A Complicated Relationship
Throughout most of the 25 years Somali-Americans have lived in Minnesota, they’ve had a complicated relationship with mainstream media — an experience that’s become especially fraught in the last decade, after several Somali-Americans from Twin Cities metro area joined extremist groups in Somalia and the Middle East. For every story about Somali-Americans contributing to the state’s culture and economy, there were others that focused on crime, poverty or extremism, a dynamic that has led many in the community to believe they’re under media attack.
Catherine Squires, a professor at the University of Minnesota who’s taught about American minority communities in the media, says the concern within the Somali community isn’t just about coverage of terrorism or radicalism, though, but also about the overemphasis of negative narratives about Somalis that have long circulated in the news. “If you look at the history of representations of any group that’s not considered white,” she said, “you’d see a very clear pattern of over representation of negative stories, whether it’s crime or problems with education or poverty.”
Last week, when Noor’s name surfaced in connection to the death of Damond, those representations seemed to come full circle. Just two years after the city officials publicly celebrated Noor’s hiring, his Somali background came under renewed focus, with the media descending on the community for details about the officer. Such coverage makes it hard for Somalis to trust the media, even if they want to send a positive message about their community, Squires says, because they’ve become so skeptical about how news organizations will frame their statements when the stories appear.
Those fears and frustration were plain to see on Sunday, when Minneapolis City Council Member Abdi Warsame held a press conference to respond to anti-Somali rhetoric that’s surfaced in the wake of the shooting. “Since Justine’s death, there has been an intense focus on officer Noor, blaming his actions on his race, ethnicity and religion,” said Warsame. “Former Congresswoman Michele Bachmann insinuated that Noor might have shot Justine for cultural reasons. I’ve heard others describe this tragedy as a terrorist act by a Muslim against a Christian.”
“That’s very dangerous, because you’re seeing an action of an individual, a member of the Police Department, being given to the whole community,” Warsame continued. “That’s unacceptable.”
Dispelling Misconceptions by Confronting Them
Warsame’s comments echoed the complaints that Olat, the refugee advocate, heard after he shared an Associated Press article — which quoted him describing Noor as “one of the good guys” among the Somali-American police officers with the department — with his nearly 5,000 Facebook friends. He said he received “hundreds” of messages and phone calls from people who told him not to speak with the media.

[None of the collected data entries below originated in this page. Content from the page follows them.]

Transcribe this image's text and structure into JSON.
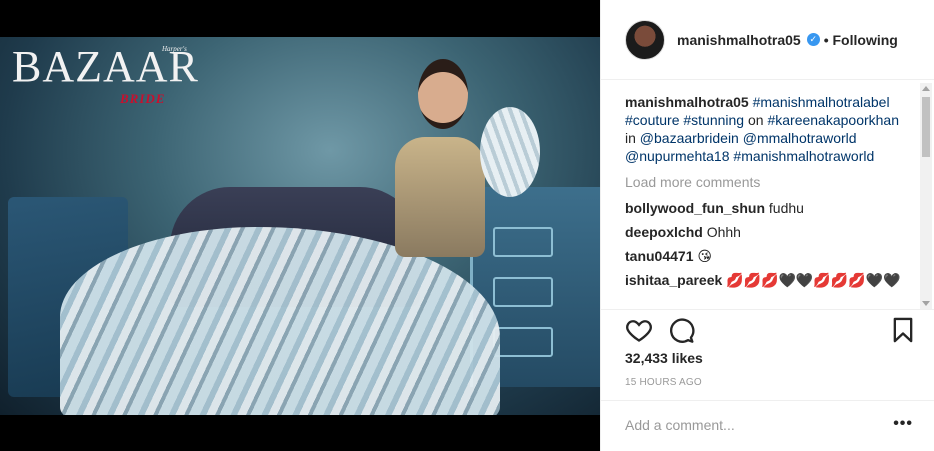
{
  "magazine": {
    "super": "Harper's",
    "title": "BAZAAR",
    "sub": "BRIDE"
  },
  "post": {
    "username": "manishmalhotra05",
    "follow_label": "• Following",
    "caption": {
      "user": "manishmalhotra05",
      "t1": "#manishmalhotralabel",
      "t2": "#couture",
      "t3": "#stunning",
      "on": " on ",
      "t4": "#kareenakapoorkhan",
      "in": " in ",
      "t5": "@bazaarbridein",
      "t6": "@mmalhotraworld",
      "t7": "@nupurmehta18",
      "t8": "#manishmalhotraworld"
    },
    "load_more": "Load more comments",
    "comments": [
      {
        "user": "bollywood_fun_shun",
        "text": "fudhu"
      },
      {
        "user": "deepoxlchd",
        "text": "Ohhh"
      },
      {
        "user": "tanu04471",
        "text": "😘"
      },
      {
        "user": "ishitaa_pareek",
        "text": "💋💋💋🖤🖤💋💋💋🖤🖤"
      }
    ],
    "likes": "32,433 likes",
    "time": "15 HOURS AGO",
    "add_comment_placeholder": "Add a comment...",
    "more_label": "•••"
  },
  "icons": {
    "heart": "heart-icon",
    "comment": "comment-icon",
    "save": "bookmark-icon",
    "verified": "verified-badge-icon"
  },
  "colors": {
    "link": "#003569",
    "verified": "#3897f0",
    "muted": "#999999",
    "text": "#262626"
  }
}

“Suud Olat please refrain from giving them any interview on our behalf,” one person wrote. “You are not trained to handle media interviews. They will use you to their own end without even realizing it.”
Others criticized Olat for making it seem like he knew Noor better than he did, or because Olat’s comments appeared in stories that included information on citizen complaints filed against the officer, including a pending lawsuit.
“This has nothing to do with Somali Community,” another Facebook commenter wrote to Olat. “The individual in question [is an] employee of [the Minneapolis Police Department], and this matter pertains to him and his employer and the court.”
But Olat has insisted on speaking to reporters. He thinks the best way to dispel misconceptions is to confront them, not to be silent. “This shock between the community and the media needs to be changed,” Olat said. “Yes, the media said bad things about our community, but that shouldn’t make us run away from the media.”
So Olat has maintained an open line of communication with journalists, many of whom asked him about his first impression of Noor when he met him at a soccer game the officer was patrolling in Minneapolis some months back. (He had told them that the officer “was someone who was proud of his job.”)
Olat said how he reacted to his critics was consistent: that he never claimed he knows Officer Noor personally and that he was only speaking of his brief experience with him, which was positive.
“I told them that the officer was cool and professional,” he responded to those who called him out. “And if any media twists my words, I will hold them accountable. No one can say I said what I never said.”